Wednesday, November 13, 2013

Recipe: Roast Chicken and Vegetable Stew

Oh my goodness I can't believe how expensive baby sweet corn is! It's £10 per kilo at the co-op these days. That makes this lovely vegetable a rather seldom treat for me. This is a really nice quick, tasty, healthy dinner- that's great for getting 2.5 of your 5 a day easily, and for using up delicious leftover roast chicken. V8 is a tomato juice mixture, made of 8 different vegetable juices- I absolutely love it!

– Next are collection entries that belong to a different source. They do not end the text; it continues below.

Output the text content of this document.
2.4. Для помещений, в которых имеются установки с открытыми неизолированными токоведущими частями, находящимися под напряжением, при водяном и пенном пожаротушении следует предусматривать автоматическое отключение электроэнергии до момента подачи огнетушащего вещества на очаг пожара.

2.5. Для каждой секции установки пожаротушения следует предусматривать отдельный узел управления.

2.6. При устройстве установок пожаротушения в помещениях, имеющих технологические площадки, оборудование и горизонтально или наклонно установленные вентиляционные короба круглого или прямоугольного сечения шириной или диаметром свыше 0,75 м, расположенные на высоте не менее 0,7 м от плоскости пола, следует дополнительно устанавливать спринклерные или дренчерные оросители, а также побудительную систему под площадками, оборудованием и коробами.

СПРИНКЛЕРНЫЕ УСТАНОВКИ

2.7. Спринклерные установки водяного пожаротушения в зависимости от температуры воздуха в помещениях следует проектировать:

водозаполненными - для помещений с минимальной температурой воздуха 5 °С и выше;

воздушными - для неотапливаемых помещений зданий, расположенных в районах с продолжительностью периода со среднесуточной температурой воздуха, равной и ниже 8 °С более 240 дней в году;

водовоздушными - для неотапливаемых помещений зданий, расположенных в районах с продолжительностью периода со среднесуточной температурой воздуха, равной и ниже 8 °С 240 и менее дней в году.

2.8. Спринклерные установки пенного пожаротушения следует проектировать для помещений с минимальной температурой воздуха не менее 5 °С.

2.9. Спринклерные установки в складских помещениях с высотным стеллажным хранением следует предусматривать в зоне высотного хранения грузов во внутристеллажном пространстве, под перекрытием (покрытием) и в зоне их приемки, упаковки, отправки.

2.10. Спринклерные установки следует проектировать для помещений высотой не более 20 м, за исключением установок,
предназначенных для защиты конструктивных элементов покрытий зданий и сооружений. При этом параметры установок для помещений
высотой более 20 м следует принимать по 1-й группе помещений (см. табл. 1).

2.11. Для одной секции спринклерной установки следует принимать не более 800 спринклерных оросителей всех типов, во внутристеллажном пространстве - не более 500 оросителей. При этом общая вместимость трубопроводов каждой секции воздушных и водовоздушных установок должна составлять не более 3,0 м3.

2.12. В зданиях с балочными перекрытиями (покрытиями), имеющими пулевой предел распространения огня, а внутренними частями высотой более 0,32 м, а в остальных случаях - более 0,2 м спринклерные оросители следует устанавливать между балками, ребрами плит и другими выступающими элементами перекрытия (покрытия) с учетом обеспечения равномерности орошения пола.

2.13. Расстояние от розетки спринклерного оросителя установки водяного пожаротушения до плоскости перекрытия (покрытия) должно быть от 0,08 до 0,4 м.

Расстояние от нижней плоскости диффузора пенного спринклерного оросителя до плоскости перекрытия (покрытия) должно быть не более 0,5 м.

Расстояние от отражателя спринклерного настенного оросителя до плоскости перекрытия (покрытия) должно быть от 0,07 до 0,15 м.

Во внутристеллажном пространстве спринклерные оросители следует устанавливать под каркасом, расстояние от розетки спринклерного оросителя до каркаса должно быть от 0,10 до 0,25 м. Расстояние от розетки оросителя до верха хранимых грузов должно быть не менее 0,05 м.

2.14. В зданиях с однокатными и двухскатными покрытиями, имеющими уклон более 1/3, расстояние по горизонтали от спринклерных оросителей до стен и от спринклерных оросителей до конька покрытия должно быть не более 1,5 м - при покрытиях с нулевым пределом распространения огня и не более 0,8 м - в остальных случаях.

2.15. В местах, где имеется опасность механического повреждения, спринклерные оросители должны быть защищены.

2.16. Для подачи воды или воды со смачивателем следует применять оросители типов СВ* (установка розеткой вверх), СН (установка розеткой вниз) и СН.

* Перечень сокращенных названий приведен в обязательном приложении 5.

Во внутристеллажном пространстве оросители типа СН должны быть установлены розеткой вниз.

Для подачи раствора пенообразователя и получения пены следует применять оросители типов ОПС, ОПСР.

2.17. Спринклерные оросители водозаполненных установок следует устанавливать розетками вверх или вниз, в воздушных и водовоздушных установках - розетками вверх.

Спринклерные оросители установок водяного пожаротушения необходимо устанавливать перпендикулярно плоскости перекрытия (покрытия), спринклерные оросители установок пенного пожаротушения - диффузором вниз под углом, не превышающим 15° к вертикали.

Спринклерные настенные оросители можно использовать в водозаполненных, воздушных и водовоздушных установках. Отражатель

You can just use tomato juice if you can't find V8 anywhere.

Roast Chicken and Vegetable Stew (serves 2)
1 tbsp extra virgin olive oil
1 white onion, diced
2 garlic cloves, finely diced
500ml chicken stock
100ml V8
175g baby sweetcorn, halved
1 rounded tbsp flour, mixed with a little water
320g leftover roast chicken (dark meat preferably)
150g asparagus, diced
125g frozen peas
Salt and pepper to taste

1. Fry the onion and garlic in the olive oil for 5 minutes. Add the chicken stock, V8, baby corn and flour mixture, and cook on a high heat for a further 5 minutes.
2. Add all the other ingredients, and cook on a medium heat, stirring occasionally, for 15 minute (or until the sauce has thickened). Season to taste and serve.